Example of a receiving resque worker class:

class DeleteUser
@queue = :deletions
self.perform(user_id)
User.destroy(user_id)
end
end

==== Gotchas

* make sure to define the service on the sender side with the appropriate url
* define the local service(called from remote) with the right auth key
* double check your auth keys(a string is not an int), to be save use "strings" esp. when loading from yml

== Rack Middleware

The included middleware provides some convinience on the receiving side. It does
the authentication and relies on json for incoming requests and outgoing responses.
For incomming request the url param[args] is automaticly json decoded.

Response on success
HTTP/1.0 200 OK
Content-Type: application/json
Content-Length: 1234
'{result:{whatever you return .. if you care}}'

Response on error
HTTP/1.0 500 Server Error
Content-Type: application/json
Content-Length: 1234
'{error:'error msg as string'}'

The middleware, by default, grabs all incoming request to my_url/soa. This
behaviour can be customized when setting it up:

config.middleware.use KingSoa::Rack::Middleware, :endpoint_path =>'/incoming_soa'

grabs all requests to: my_url/incoming_soa

== Integration

Just think of a buch of small sinatra or specialized rails apps, each having
some internal services and consuming services from others.

=== Rails

Add the middleware(application.rb/environment.rb) if you want to receive calls.
require 'king_soa'
config.middleware.use KingSoa::Rack::Middleware

Setup services for example in an initializer reading a services.yml file.
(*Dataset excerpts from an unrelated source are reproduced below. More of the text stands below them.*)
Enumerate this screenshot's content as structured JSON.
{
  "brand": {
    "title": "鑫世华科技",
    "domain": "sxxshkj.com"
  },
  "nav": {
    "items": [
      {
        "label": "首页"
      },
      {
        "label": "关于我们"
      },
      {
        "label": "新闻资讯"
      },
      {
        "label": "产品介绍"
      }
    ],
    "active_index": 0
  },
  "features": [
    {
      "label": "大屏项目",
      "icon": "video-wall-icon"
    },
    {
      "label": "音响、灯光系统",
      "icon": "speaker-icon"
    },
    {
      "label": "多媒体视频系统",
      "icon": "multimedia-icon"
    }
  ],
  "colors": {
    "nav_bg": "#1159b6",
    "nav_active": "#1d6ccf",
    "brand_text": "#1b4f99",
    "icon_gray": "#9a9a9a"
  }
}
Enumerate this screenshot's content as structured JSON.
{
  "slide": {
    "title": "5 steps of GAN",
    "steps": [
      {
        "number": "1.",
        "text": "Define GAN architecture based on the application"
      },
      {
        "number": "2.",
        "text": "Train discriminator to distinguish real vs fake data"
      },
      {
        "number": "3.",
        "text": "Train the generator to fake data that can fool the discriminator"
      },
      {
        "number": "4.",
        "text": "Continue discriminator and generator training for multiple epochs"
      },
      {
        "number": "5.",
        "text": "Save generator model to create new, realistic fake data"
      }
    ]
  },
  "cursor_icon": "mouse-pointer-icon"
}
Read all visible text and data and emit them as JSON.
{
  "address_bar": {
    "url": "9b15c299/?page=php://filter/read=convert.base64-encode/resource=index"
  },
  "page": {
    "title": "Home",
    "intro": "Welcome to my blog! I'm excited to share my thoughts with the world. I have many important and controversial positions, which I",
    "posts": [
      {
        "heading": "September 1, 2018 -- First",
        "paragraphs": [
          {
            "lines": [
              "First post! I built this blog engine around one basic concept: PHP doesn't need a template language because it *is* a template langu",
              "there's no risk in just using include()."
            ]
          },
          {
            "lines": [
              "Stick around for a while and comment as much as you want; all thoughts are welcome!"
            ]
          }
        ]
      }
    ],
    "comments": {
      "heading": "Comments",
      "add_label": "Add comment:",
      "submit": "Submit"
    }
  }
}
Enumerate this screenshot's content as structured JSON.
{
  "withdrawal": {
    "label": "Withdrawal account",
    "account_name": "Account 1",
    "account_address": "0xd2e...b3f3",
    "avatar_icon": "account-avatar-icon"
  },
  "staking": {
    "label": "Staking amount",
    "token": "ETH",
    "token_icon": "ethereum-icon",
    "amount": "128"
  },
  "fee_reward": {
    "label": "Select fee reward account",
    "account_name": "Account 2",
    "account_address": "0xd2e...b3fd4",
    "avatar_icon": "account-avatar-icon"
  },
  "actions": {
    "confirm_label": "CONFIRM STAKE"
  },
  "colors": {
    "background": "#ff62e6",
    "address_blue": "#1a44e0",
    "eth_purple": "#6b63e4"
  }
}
For
now there is no convinience loading method and no proposed yml format.
#services.yml
sign_document:
queue: signings
send_sms:
url: 'http://messaging.localhost:3000'
auth: '12345678'

# king_soa_init
service_defs = YAML.load_file(File.join(RAILS_ROOT, 'config', 'services.yml'))
service_defs.each do |k, v|
opts = { :name => k }
[:url, :auth, :queue].each do |opt|
opts[opt] = v[opt.to_s] if v[opt.to_s]
end
KingSoa::Registry << KingSoa::Service.new(opts)
end

=== Sinatra

Take a look at spec/server/app where you can see a minimal sinatra implementation
The base is just:

require 'king_soa'
use KingSoa::Rack::Middleware

The service definition should of course also be done, see rails example.

== ToDo

* better error logging
* a central server with clients getting service definitions from it

== Note on Patches/Pull Requests

* Fork the project.
* Make your feature addition or bug fix.
* Add tests for it. This is important so I don't break it in a future version unintentionally.
* Commit, do not mess with rakefile, version, or history. (if you want to have your own version, that is fine but bump version in a branch or commit by itself so I can ignore when I pull)
* Send me a pull request. Bonus points for topic branches.